Opinion: Free time isn’t free

by Steve Harrison

There are days when I feel I need to retire from retirement. Most days I feel busier than I’ve ever been. I can’t say that my days are filled with rewarding, satisfying, or noteworthy activity, but I’m busy enough that I wonder how I ever had time for a real job.

Between checking in with my mother, probably more for my own peace of mind than hers, my once-a-week job at the Claremont Lewis Museum of Art and the various chores of running a house and keeping up with friends, the calendar fills up before Monday’s nightfall. Add to it various doctors’ appointments, more frequent as years pass, and I end up on Friday wondering where the week has gone.

Like Lady Grantham of Downton Abbey fame, once retired I’m led to wonder, “What’s a weekend?” It was one of the first things I missed once I was done teaching; Friday was no longer magical, full of relief and hope of what the weekend might bring. Same held for the month of December, when a two-week vacation would allow time to sleep in, then allowing time to ease into the day with a cup of coffee and the paper, time to visit friends and engage in all those traditions associated with the season. Now every day is a weekend or a vacation but usually without the magic or celebration. The everyday negates the uniqueness of well-earned rest.

I ask John, the husband, if we really have more to do or are just no longer good at juggling activities. When engaged by our work there were many put on the back burner: trips, non-urgent appointments, household chores, meetings with friends; our jobs and their commitments were most important.

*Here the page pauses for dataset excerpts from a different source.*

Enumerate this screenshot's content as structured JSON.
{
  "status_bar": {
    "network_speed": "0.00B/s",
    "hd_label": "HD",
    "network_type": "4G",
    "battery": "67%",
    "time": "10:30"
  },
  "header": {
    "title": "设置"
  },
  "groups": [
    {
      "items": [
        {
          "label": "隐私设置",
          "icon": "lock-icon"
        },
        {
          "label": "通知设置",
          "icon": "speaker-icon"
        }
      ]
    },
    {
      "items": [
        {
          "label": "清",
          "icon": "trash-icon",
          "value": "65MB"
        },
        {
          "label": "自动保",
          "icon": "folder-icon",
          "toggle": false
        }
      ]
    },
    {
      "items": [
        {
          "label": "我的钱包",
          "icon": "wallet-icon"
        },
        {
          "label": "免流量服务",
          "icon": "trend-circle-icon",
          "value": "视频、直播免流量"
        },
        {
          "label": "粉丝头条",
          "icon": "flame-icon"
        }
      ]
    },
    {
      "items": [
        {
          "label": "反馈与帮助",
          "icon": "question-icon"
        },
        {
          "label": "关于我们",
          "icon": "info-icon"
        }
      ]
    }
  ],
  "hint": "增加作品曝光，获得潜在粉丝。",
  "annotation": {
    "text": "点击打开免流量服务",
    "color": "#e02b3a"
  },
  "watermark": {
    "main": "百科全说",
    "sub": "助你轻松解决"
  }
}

I think it was in my forties when I realized life with 150 junior high students was much better if I got to bed early and limited my social engagements to one evening a-week. Our calendars — his, mine, and ours — revolved around school hours, and rarely did anything come before that commitment.

Now there is nothing quite like that to regulate or limit our time, and as a result nothing holds us back from making plans or adding to the calendar. I’m not complaining, well, maybe I am, but I am very aware that it is better to be busier than not. I’ve always been that way. Having a day when I don’t leave the house feels wrong. Feeling bored or at loose ends is uncomfortable. Balance, a condition I always desired but rarely achieved, has been hard for me to create even as I supposedly yearn for it. Free time doesn’t mean relaxation.

With little demanding my attention, my days fill up with the pest control people checking the attic for vermin, me sweeping the patio, checking out new plants at Lowe’s and Armstrong, visiting mom, taking my walk when it isn’t 100 degrees, and figuring out new ways to fill the calendar.

I’m currently obsessed with our brown lawn, a calamity of the intense drought and poor planning 20 years ago. I’ve gone to classes and researched plantings suitable for our clime and restrictions; and though I know I should probably wait until fall, I can’t rest with the dead look.

Currently, in near 100-degree heat, there is a crew digging up dead fauna, trimming the survivors, and preparing the empty for the next look. Compared to their work, my concerns are paltry, first world, and privileged.

Though I acknowledge the absurdity of my whine and the good fortune I have to fill my calendar with, for the most part, indulgent choices, my busyness and lack of balance still cause me to long for the good old days, filled with routine beyond my control.